I taste a lot of wines and only a few of these end up on this blog. This filtering process means that you will tend only to see positive reviews here. Some people have commented on this.
Would you like to see more negative reviews of wines I didn’t like? This might make for more balanced reading, and a greater range of scores. I’m conscious that my scoring is in quite a narrow band, and one reason for this is that I don’t usually write up dull or poor wines.
The rationale behind my policy of focusing on the positive is as follows. I think that it’s only fair that the good wines get the limited slots that exist on the blog: they’ve earned their place. But perhaps more significantly, a false positive is better than a false negative.

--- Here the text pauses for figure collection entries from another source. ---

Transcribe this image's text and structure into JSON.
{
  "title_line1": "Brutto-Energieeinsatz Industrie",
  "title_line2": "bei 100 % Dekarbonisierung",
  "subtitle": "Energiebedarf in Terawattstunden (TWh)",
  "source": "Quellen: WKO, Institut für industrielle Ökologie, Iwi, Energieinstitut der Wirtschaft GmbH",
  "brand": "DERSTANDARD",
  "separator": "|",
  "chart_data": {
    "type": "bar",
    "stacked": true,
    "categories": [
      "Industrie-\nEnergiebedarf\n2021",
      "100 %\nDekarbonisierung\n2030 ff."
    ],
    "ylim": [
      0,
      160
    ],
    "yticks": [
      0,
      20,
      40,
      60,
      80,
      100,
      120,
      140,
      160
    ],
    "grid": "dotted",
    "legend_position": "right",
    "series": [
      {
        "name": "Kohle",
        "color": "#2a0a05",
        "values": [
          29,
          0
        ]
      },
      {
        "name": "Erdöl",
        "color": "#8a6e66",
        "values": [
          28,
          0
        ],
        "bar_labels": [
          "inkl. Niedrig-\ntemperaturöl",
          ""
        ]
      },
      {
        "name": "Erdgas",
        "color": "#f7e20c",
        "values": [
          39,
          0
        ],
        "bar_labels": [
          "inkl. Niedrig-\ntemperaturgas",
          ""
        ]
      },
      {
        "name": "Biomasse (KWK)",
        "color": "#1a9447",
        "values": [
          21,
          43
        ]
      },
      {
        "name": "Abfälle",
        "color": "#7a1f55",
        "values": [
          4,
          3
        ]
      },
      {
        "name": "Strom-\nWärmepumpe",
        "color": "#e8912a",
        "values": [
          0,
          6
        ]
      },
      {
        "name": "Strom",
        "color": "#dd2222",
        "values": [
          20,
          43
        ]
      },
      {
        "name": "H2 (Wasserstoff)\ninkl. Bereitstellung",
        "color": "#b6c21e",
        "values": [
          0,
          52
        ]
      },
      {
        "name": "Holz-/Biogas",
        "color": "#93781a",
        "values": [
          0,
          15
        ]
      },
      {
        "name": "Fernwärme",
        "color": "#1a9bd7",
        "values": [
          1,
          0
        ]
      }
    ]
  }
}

Let me explain. I think I’m a reasonably good wine critic. But I’m not perfect, and I make mistakes. A false positive is undesirable, but it is less of a problem than a false negative.

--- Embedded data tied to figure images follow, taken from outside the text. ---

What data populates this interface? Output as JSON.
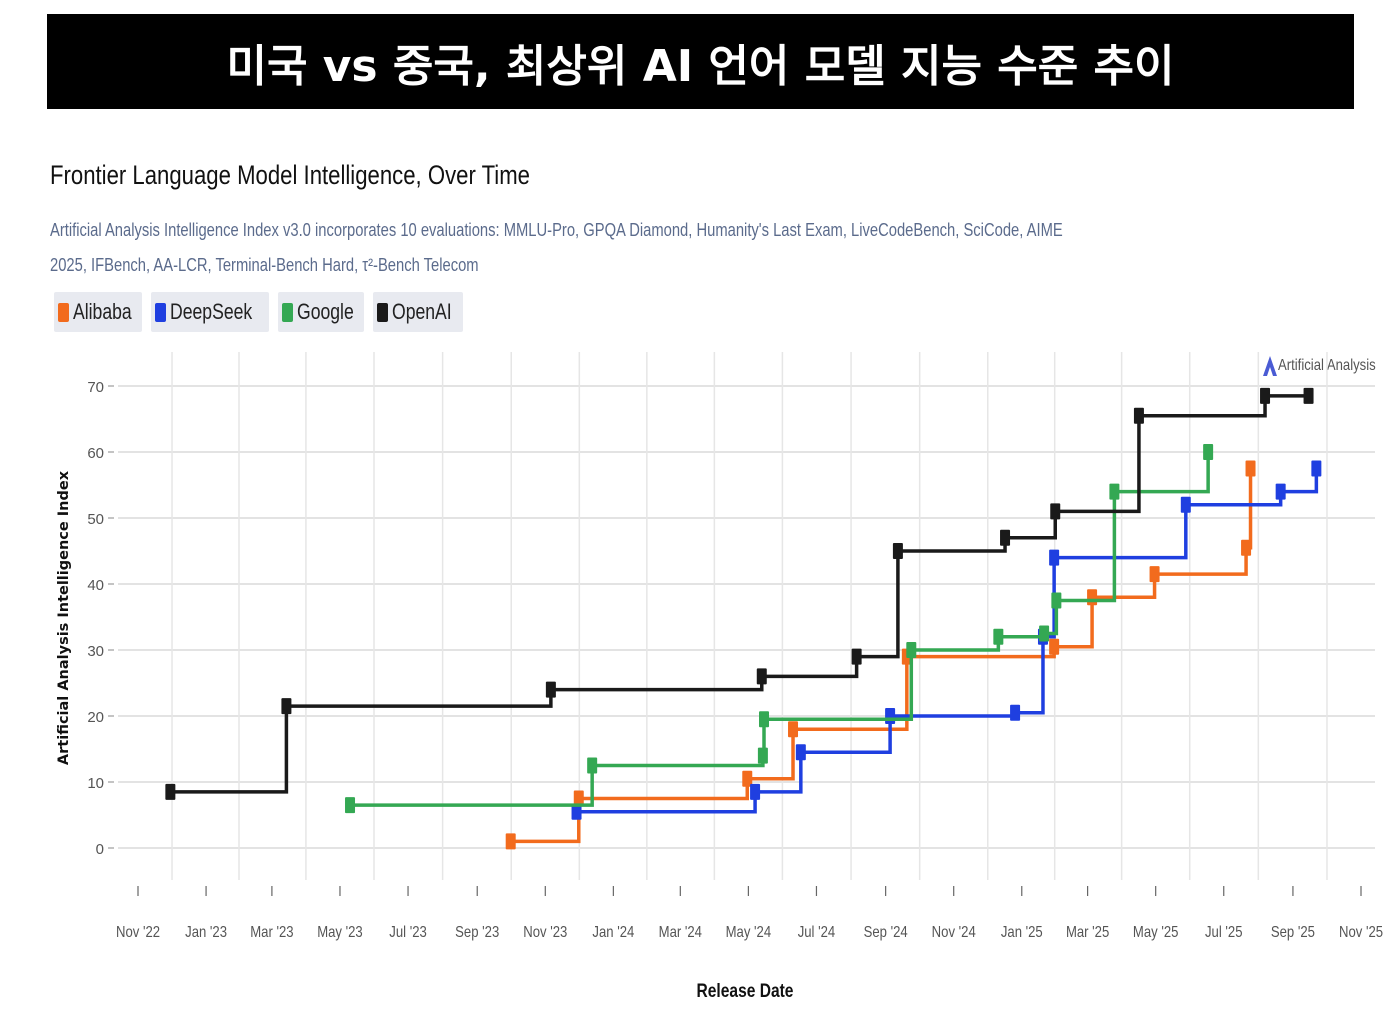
{
  "banner": {
    "title": "미국 vs 중국, 최상위 AI 언어 모델 지능 수준 추이"
  },
  "chart_data": {
    "type": "line",
    "step": true,
    "title": "Frontier Language Model Intelligence, Over Time",
    "subtitle": "Artificial Analysis Intelligence Index v3.0 incorporates 10 evaluations: MMLU-Pro, GPQA Diamond, Humanity's Last Exam, LiveCodeBench, SciCode, AIME 2025, IFBench, AA-LCR, Terminal-Bench Hard, τ²-Bench Telecom",
    "xlabel": "Release Date",
    "ylabel": "Artificial Analysis Intelligence Index",
    "brand": "Artificial Analysis",
    "xlim": [
      "2022-11-01",
      "2025-11-01"
    ],
    "ylim": [
      -5,
      75
    ],
    "yticks": [
      0,
      10,
      20,
      30,
      40,
      50,
      60,
      70
    ],
    "xticks": [
      {
        "date": "2022-11-01",
        "label": "Nov '22"
      },
      {
        "date": "2023-01-01",
        "label": "Jan '23"
      },
      {
        "date": "2023-03-01",
        "label": "Mar '23"
      },
      {
        "date": "2023-05-01",
        "label": "May '23"
      },
      {
        "date": "2023-07-01",
        "label": "Jul '23"
      },
      {
        "date": "2023-09-01",
        "label": "Sep '23"
      },
      {
        "date": "2023-11-01",
        "label": "Nov '23"
      },
      {
        "date": "2024-01-01",
        "label": "Jan '24"
      },
      {
        "date": "2024-03-01",
        "label": "Mar '24"
      },
      {
        "date": "2024-05-01",
        "label": "May '24"
      },
      {
        "date": "2024-07-01",
        "label": "Jul '24"
      },
      {
        "date": "2024-09-01",
        "label": "Sep '24"
      },
      {
        "date": "2024-11-01",
        "label": "Nov '24"
      },
      {
        "date": "2025-01-01",
        "label": "Jan '25"
      },
      {
        "date": "2025-03-01",
        "label": "Mar '25"
      },
      {
        "date": "2025-05-01",
        "label": "May '25"
      },
      {
        "date": "2025-07-01",
        "label": "Jul '25"
      },
      {
        "date": "2025-09-01",
        "label": "Sep '25"
      },
      {
        "date": "2025-11-01",
        "label": "Nov '25"
      }
    ],
    "grid": true,
    "legend_position": "top-left",
    "series": [
      {
        "name": "Alibaba",
        "color": "#f26b1d",
        "points": [
          {
            "x": "2023-10-01",
            "y": 1
          },
          {
            "x": "2023-12-01",
            "y": 7.5
          },
          {
            "x": "2024-04-30",
            "y": 10.5
          },
          {
            "x": "2024-06-10",
            "y": 18
          },
          {
            "x": "2024-09-20",
            "y": 29
          },
          {
            "x": "2025-01-30",
            "y": 30.5
          },
          {
            "x": "2025-03-05",
            "y": 38
          },
          {
            "x": "2025-04-30",
            "y": 41.5
          },
          {
            "x": "2025-07-21",
            "y": 45.5
          },
          {
            "x": "2025-07-25",
            "y": 57.5
          }
        ]
      },
      {
        "name": "DeepSeek",
        "color": "#1f3fe0",
        "points": [
          {
            "x": "2023-11-29",
            "y": 5.5
          },
          {
            "x": "2024-05-07",
            "y": 8.5
          },
          {
            "x": "2024-06-17",
            "y": 14.5
          },
          {
            "x": "2024-09-05",
            "y": 20
          },
          {
            "x": "2024-12-26",
            "y": 20.5
          },
          {
            "x": "2025-01-20",
            "y": 32
          },
          {
            "x": "2025-01-30",
            "y": 44
          },
          {
            "x": "2025-05-28",
            "y": 52
          },
          {
            "x": "2025-08-21",
            "y": 54
          },
          {
            "x": "2025-09-22",
            "y": 57.5
          }
        ]
      },
      {
        "name": "Google",
        "color": "#34a853",
        "points": [
          {
            "x": "2023-05-10",
            "y": 6.5
          },
          {
            "x": "2023-12-13",
            "y": 12.5
          },
          {
            "x": "2024-05-14",
            "y": 14
          },
          {
            "x": "2024-05-15",
            "y": 19.5
          },
          {
            "x": "2024-09-24",
            "y": 30
          },
          {
            "x": "2024-12-11",
            "y": 32
          },
          {
            "x": "2025-01-21",
            "y": 32.5
          },
          {
            "x": "2025-02-01",
            "y": 37.5
          },
          {
            "x": "2025-03-25",
            "y": 54
          },
          {
            "x": "2025-06-17",
            "y": 60
          }
        ]
      },
      {
        "name": "OpenAI",
        "color": "#1a1a1a",
        "points": [
          {
            "x": "2022-11-30",
            "y": 8.5
          },
          {
            "x": "2023-03-14",
            "y": 21.5
          },
          {
            "x": "2023-11-06",
            "y": 24
          },
          {
            "x": "2024-05-13",
            "y": 26
          },
          {
            "x": "2024-08-06",
            "y": 29
          },
          {
            "x": "2024-09-12",
            "y": 45
          },
          {
            "x": "2024-12-17",
            "y": 47
          },
          {
            "x": "2025-01-31",
            "y": 51
          },
          {
            "x": "2025-04-16",
            "y": 65.5
          },
          {
            "x": "2025-08-07",
            "y": 68.5
          },
          {
            "x": "2025-09-15",
            "y": 68.5
          }
        ]
      }
    ]
  }
}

If I err on the side of criticizing a wine, I could be causing a miscarriage of justice. My mistake could create problems for a producer, and I’d rather see an undeserving producer sell a few extra bottles than dent the sales of someone who has actually made a great wine, only for me to make a mistake and knock it down.
It can be entertaining to see a critic lay into a wine. And there are a lot of bad wines out there that deserve criticism. The risk of slamming an innocent wine with a bad review, however, is usually too high for me to want to do it on a regular basis.

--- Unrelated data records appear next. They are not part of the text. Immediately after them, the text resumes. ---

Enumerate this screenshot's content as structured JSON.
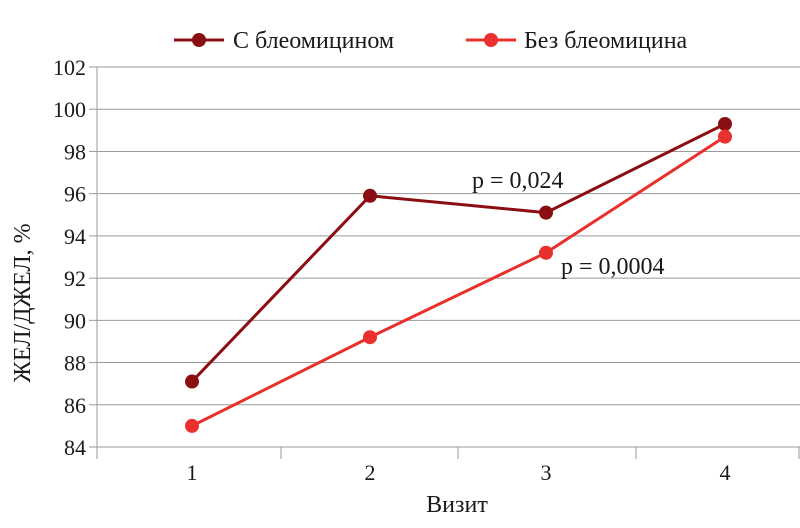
{
  "chart_data": {
    "type": "line",
    "x": [
      "1",
      "2",
      "3",
      "4"
    ],
    "xlabel": "Визит",
    "ylabel": "ЖЕЛ/ДЖЕЛ, %",
    "ylim": [
      84,
      102
    ],
    "yticks": [
      84,
      86,
      88,
      90,
      92,
      94,
      96,
      98,
      100,
      102
    ],
    "grid": "horizontal",
    "legend_position": "top",
    "series": [
      {
        "name": "С блеомицином",
        "color": "#8b0f12",
        "values": [
          87.1,
          95.9,
          95.1,
          99.3
        ]
      },
      {
        "name": "Без блеомицина",
        "color": "#e8302c",
        "values": [
          85.0,
          89.2,
          93.2,
          98.7
        ]
      }
    ],
    "annotations": [
      {
        "text": "p = 0,024",
        "series": 0
      },
      {
        "text": "p = 0,0004",
        "series": 1
      }
    ]
  }
}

There’s also an extra factor here, which involves market segmentation. There’s a lot of crap wine out there that’s actually good quality. Let me explain this contradiction. Quality is best defined as fitness for purpose. A crap wine that is dull, inoffensive and has no personality, might be a good quality wine in certain segments of the market. If you can list a clean, fault free, but dull Pinot Grigio at under £4 then you’ll have some happy customers.
What’s the point of me laying into wines like these on my blog if they’re actually perfectly suited to their market, and their target market isn’t reading my blog?
Sometimes I think people criticize from a point of insecurity. Criticizing makes them feel more powerful, and better about themselves.
Isn’t it better all round if I’m just enthusiastic about the wines I like, and steer you towards those?